At the same time, though, if someone had taken the time to teach me all these things, there’s no guarantee I would’ve listened or taken it seriously enough. Regardless, I’m grateful that at least now I’m smarter about money.
What are some money lessons you wish you’d been taught before graduating high school?








It is very refreshing to know that late teens and early twenty something kids have a place to acquire everyday financial insights. I will recommend this blog to my kids. We all know young people like to learn from peers in a non formal setting and this fits the bill. Keep these useful and practical blogs coming!!
Well done.
Thanks for the interesting post, Emily!
I was in a similar position as you in high school – had an extremely well-paying job and rather than saving the money I was making, I spent it frivolously on who knows what! I wish someone had encouraged me to open an RRSP – although that is thinking WAY in advance, I’ve come to the realization of the importance of starting to save young through watching family members experience anxiety about retiring. Had I opened an RRSP during highschool, I’m sure I would have been able to accumulate some funds and begin the to feel confident that one day I will be able to afford a comfortable retirement.

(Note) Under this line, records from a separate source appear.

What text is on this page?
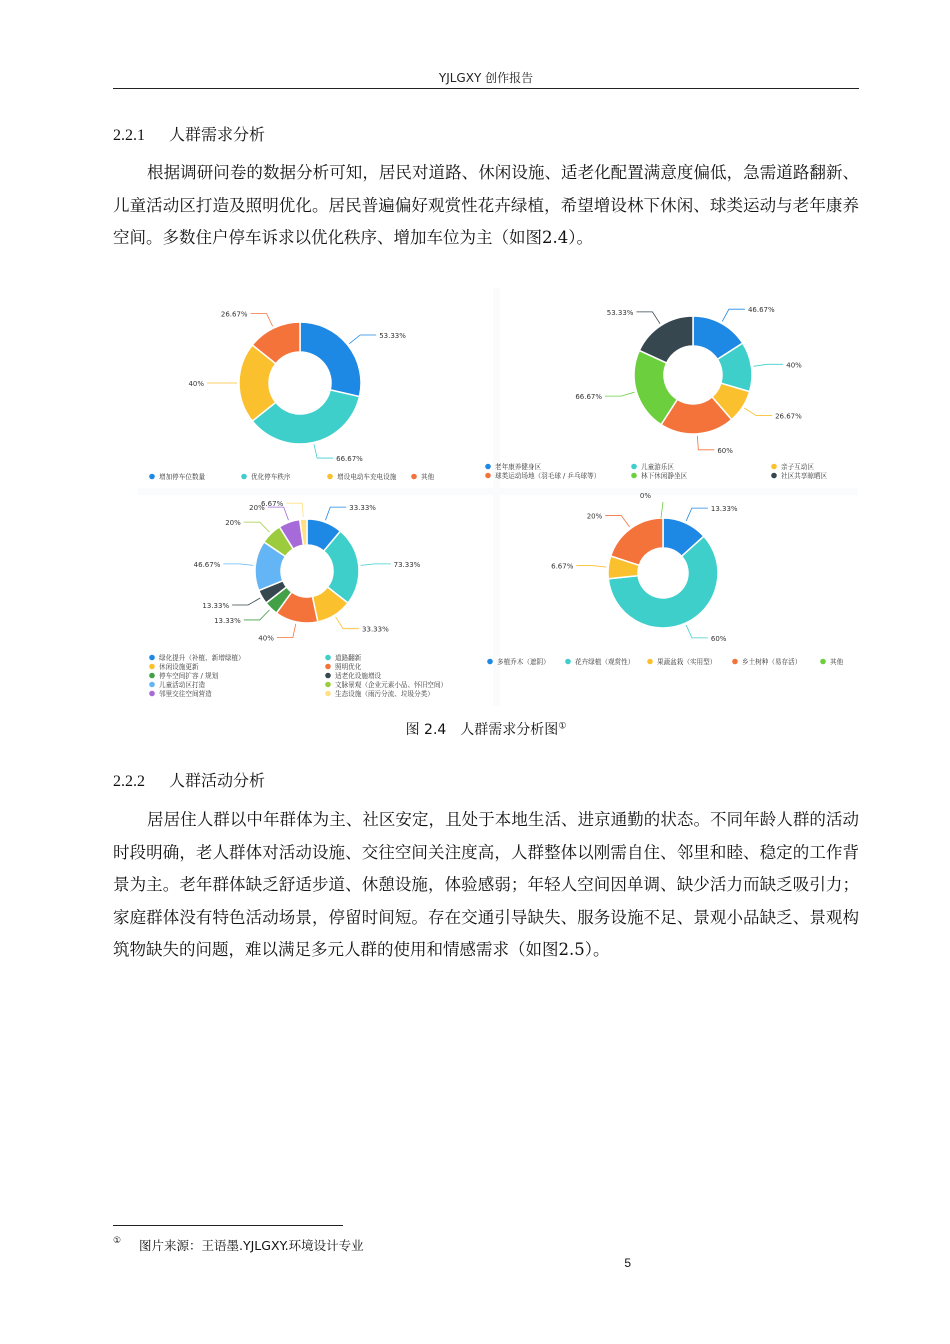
YJLGXY 创作报告
2.2.1 人群需求分析
根据调研问卷的数据分析可知，居民对道路、休闲设施、适老化配置满意度偏低，急需道路翻新、儿童活动区打造及照明优化。居民普遍偏好观赏性花卉绿植，希望增设林下休闲、球类运动与老年康养空间。多数住户停车诉求以优化秩序、增加车位为主（如图2.4）。
53.33%
66.67%
40%
26.67%
增加停车位数量	优化停车秩序	增设电动车充电设施	其他
46.67%
40%
26.67%
60%
66.67%
53.33%
老年康养健身区	儿童游乐区	亲子互动区
球类运动场地（羽毛球 / 乒乓球等）	林下休闲静坐区	社区共享晾晒区
33.33%
73.33%
33.33%
40%
13.33%
13.33%
46.67%
20%
20%
6.67%
绿化提升（补植、新增绿植）	道路翻新
休闲设施更新	照明优化
停车空间扩容 / 规划	适老化设施增设
儿童活动区打造	文脉景观（企业元素小品、怀旧空间）
邻里交往空间营造	生态设施（雨污分流、垃圾分类）
13.33%
60%
6.67%
20%
0%
多植乔木（遮阴）	花卉绿植（观赏性）	果蔬盆栽（实用型）	乡土树种（易存活）	其他
图 2.4　人群需求分析图①
2.2.2 人群活动分析
居居住人群以中年群体为主、社区安定，且处于本地生活、进京通勤的状态。不同年龄人群的活动时段明确，老人群体对活动设施、交往空间关注度高，人群整体以刚需自住、邻里和睦、稳定的工作背景为主。老年群体缺乏舒适步道、休憩设施，体验感弱；年轻人空间因单调、缺少活力而缺乏吸引力；家庭群体没有特色活动场景，停留时间短。存在交通引导缺失、服务设施不足、景观小品缺乏、景观构筑物缺失的问题，难以满足多元人群的使用和情感需求（如图2.5）。
① 图片来源：王语墨.YJLGXY.环境设计专业
5
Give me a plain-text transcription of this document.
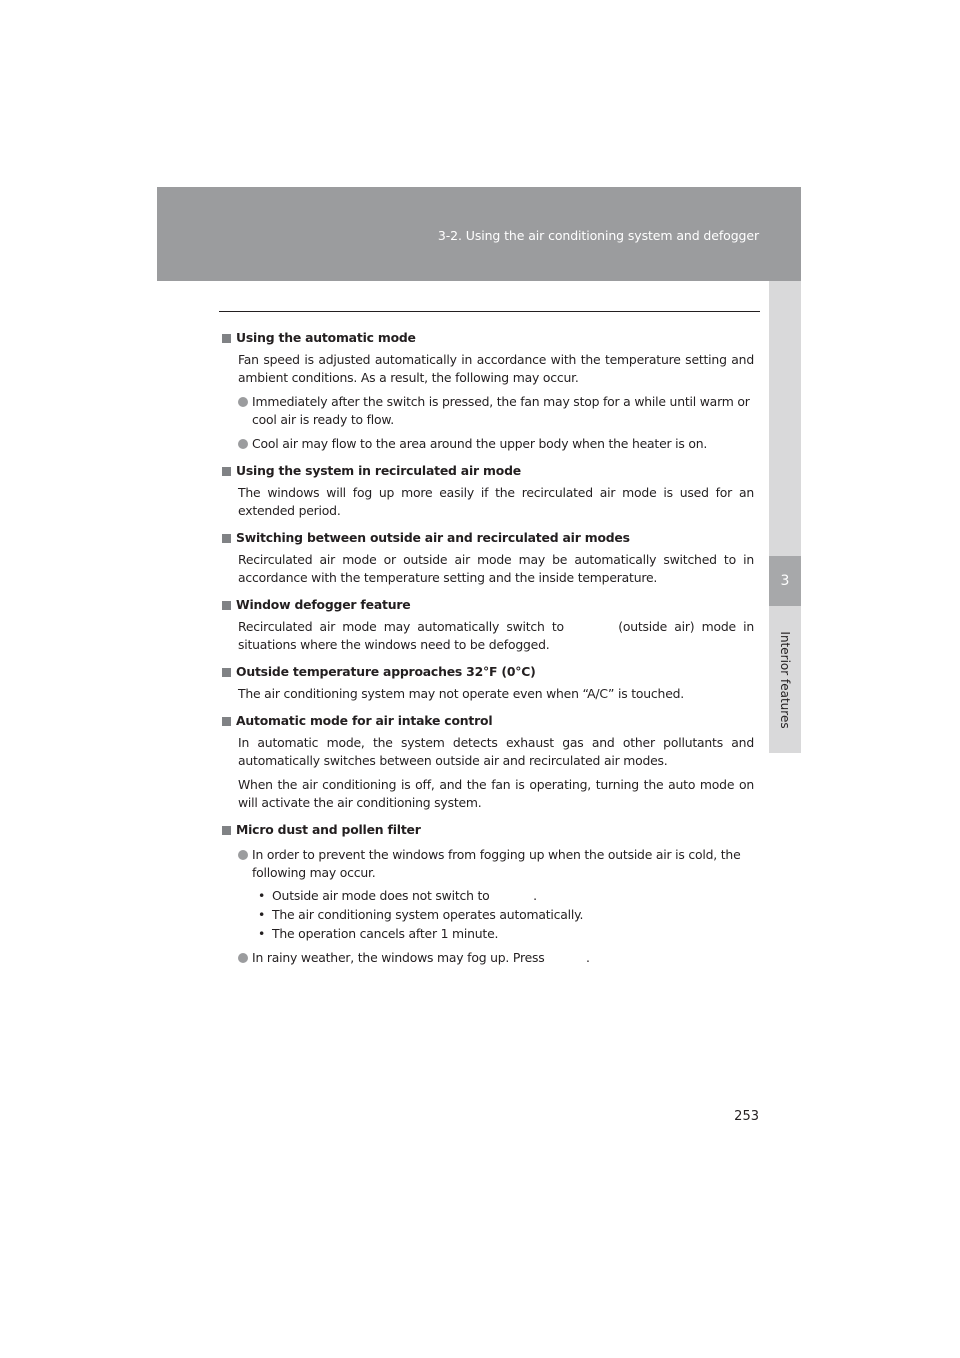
3-2. Using the air conditioning system and defogger
3
Interior features
Using the automatic mode
Fan speed is adjusted automatically in accordance with the temperature setting and ambient conditions. As a result, the following may occur.
Immediately after the switch is pressed, the fan may stop for a while until warm or cool air is ready to flow.
Cool air may flow to the area around the upper body when the heater is on.
Using the system in recirculated air mode
The windows will fog up more easily if the recirculated air mode is used for an extended period.
Switching between outside air and recirculated air modes
Recirculated air mode or outside air mode may be automatically switched to in accordance with the temperature setting and the inside temperature.
Window defogger feature
Recirculated air mode may automatically switch to	(outside air) mode in situations where the windows need to be defogged.
Outside temperature approaches 32°F (0°C)
The air conditioning system may not operate even when “A/C” is touched.
Automatic mode for air intake control
In automatic mode, the system detects exhaust gas and other pollutants and automatically switches between outside air and recirculated air modes.
When the air conditioning is off, and the fan is operating, turning the auto mode on will activate the air conditioning system.
Micro dust and pollen filter
In order to prevent the windows from fogging up when the outside air is cold, the following may occur.
• Outside air mode does not switch to	.
• The air conditioning system operates automatically.
• The operation cancels after 1 minute.
In rainy weather, the windows may fog up. Press	.
253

Keep the great advice coming!
I have two young sons and am going to definately print this article out and save it. With my eldest about to start high school, these tips are invaluable to share and discuss over the dinner table. Thank you for your insight Ms. Ngai.
Loved the post Emily! Even though my college days have recently concluded, I have to admit that these tips are refreshing and still extremely relevant to the next chapter in my life as a new entry-level employee. It was easy to stray away from being financially conscious while in college, so I needed this.
Looking forward to some personal counseling in the very new future!!
Thanks everyone for the positive feedback and passing along the blog to others!
Are there any topics in particular you’d like some advice or further insight on? Although quite a few of the future posts are already in the works, I’m always looking for new topics/ideas to write about, so if you have any ideas, please share!
Only $30 in interest charges? You should be so lucky. Credit cards are scary now and probably the biggest risk to our kids messing themselves up financially right from the get-go.
I would say ignore credit cards entirely which then makes you budget your point 3. We give ourselves too many opportunities to break our budget we are then saddled with those choices sometimes for years and I’m talking from experience!